Outra que reviu planos foi a Fiat Chrysler. Mudará a produção de uma picape do México para os EUA. E Trump se diz grato. No Twitter, elogiou as montadoras. "A Fiat Chrysler anunciou planos de investir milhões em fábricas no Michigan e Ohio, criando 2 mil empregos. Isso após a Ford ter dito que expandirá a fábrica no Michigan em vez de construir fábrica de milhões no México. Obrigado Ford e Fiat C".
Dúvidas sobre o fôlego da "desglobalização"
A General Motors igualmente sofreu intimidações. Pouco antes da Ford, Trump ameaçara lhe impor um "grande imposto" por fabricar o Chevrolet Cruze no México. Já a BMW se disse "comprometida" com nova fábrica no México, apesar das declarações do presidente eleito de lançar uma taxa aduaneira. Analistas já veem alto risco para o Nafta, o tratado norte-americano de livre comércio, assinado entre EUA, México e Canadá em 1994.
O economista Antonio Corrêa de Lacerda teme a "desglobalização", que define como "exatamente o oposto do que ocorreu nas últimas décadas". Vê tudo como um desdobramento da crise econômica iniciada em 2008 e faz uma recapitulação histórica, lembrando a década de 1930, que se seguiu à quebra da bolsa de valores de Nova York e, mais adiante, resultou em governos fascistas mundo afora. Lacerda não se limita ao crescimento do conservadorismo, mas ao fechamento de fronteiras em geral:
– Aliaram (nos anos 30) protecionismo a xenofobia e tiveram apelo popular.
Já o economista Marcos Troyjo diz que "a fase de desglobalização não vai durar muito". Mesmo admitindo o "perigoso renascimento dos nacionalismos ameaçadores como nos anos 20 e 30 do século passado" e citando Trump e outros eventos recentes, ele flexibiliza os efeitos desse fenômeno.
– A ascensão de potências como China e Índia levará a oportunidades de fornecimento para países exportadores de commodities agrícolas e minerais e a uma nova onda de globalização industrializadora para nações que produzirem melhor relação-custo benefício ante uma China que se torna mais cara e sofisticada – afirma ele, para acrescentar, referindo-se ao "Brexit" e ao "trumponomics", que malograrão diante do impacto da China como superpotência e da Índia em ascensão, que levarão a "mais globalização".
Mas os efeitos da ascensão de Trump se fazem notar além da economia. As declarações xenófobas e misóginas ainda estão no plano verbal, mas provocarão reação prática logo após posse.
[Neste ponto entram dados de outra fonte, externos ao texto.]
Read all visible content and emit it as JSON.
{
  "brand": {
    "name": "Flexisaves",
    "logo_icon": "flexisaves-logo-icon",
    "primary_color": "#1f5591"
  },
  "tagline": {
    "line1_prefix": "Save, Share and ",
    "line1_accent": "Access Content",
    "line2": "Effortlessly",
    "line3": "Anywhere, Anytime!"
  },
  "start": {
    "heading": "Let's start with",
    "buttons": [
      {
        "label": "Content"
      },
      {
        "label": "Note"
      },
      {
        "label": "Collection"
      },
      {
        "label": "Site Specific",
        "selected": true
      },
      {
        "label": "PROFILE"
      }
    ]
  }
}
Foi convocada uma "marcha das mulheres" para o dia 21, o seguinte à solenidade em Washington. Prevista para reunir 200 mil pessoas, a caminhada sairá do Lincoln Memorial, monumento situado próximo ao Capitólio (prédio do Congresso), seguindo até a Casa Branca. A organizadora, Teresa Shook, deu a ideia em postagem no Facebook. No dia seguinte, acordou e deparou com 10 mil curtidas de mulheres.
– São esses movimentos sociais espontâneos que vão salvar o mundo. Trump é o primeiro presidente da história dos Estados Unidos que chega ao poder sem qualquer proposta generosa – diz o historiador Voltaire Schilling, autor do livro América – a História e as Contradições do Império (L&PM).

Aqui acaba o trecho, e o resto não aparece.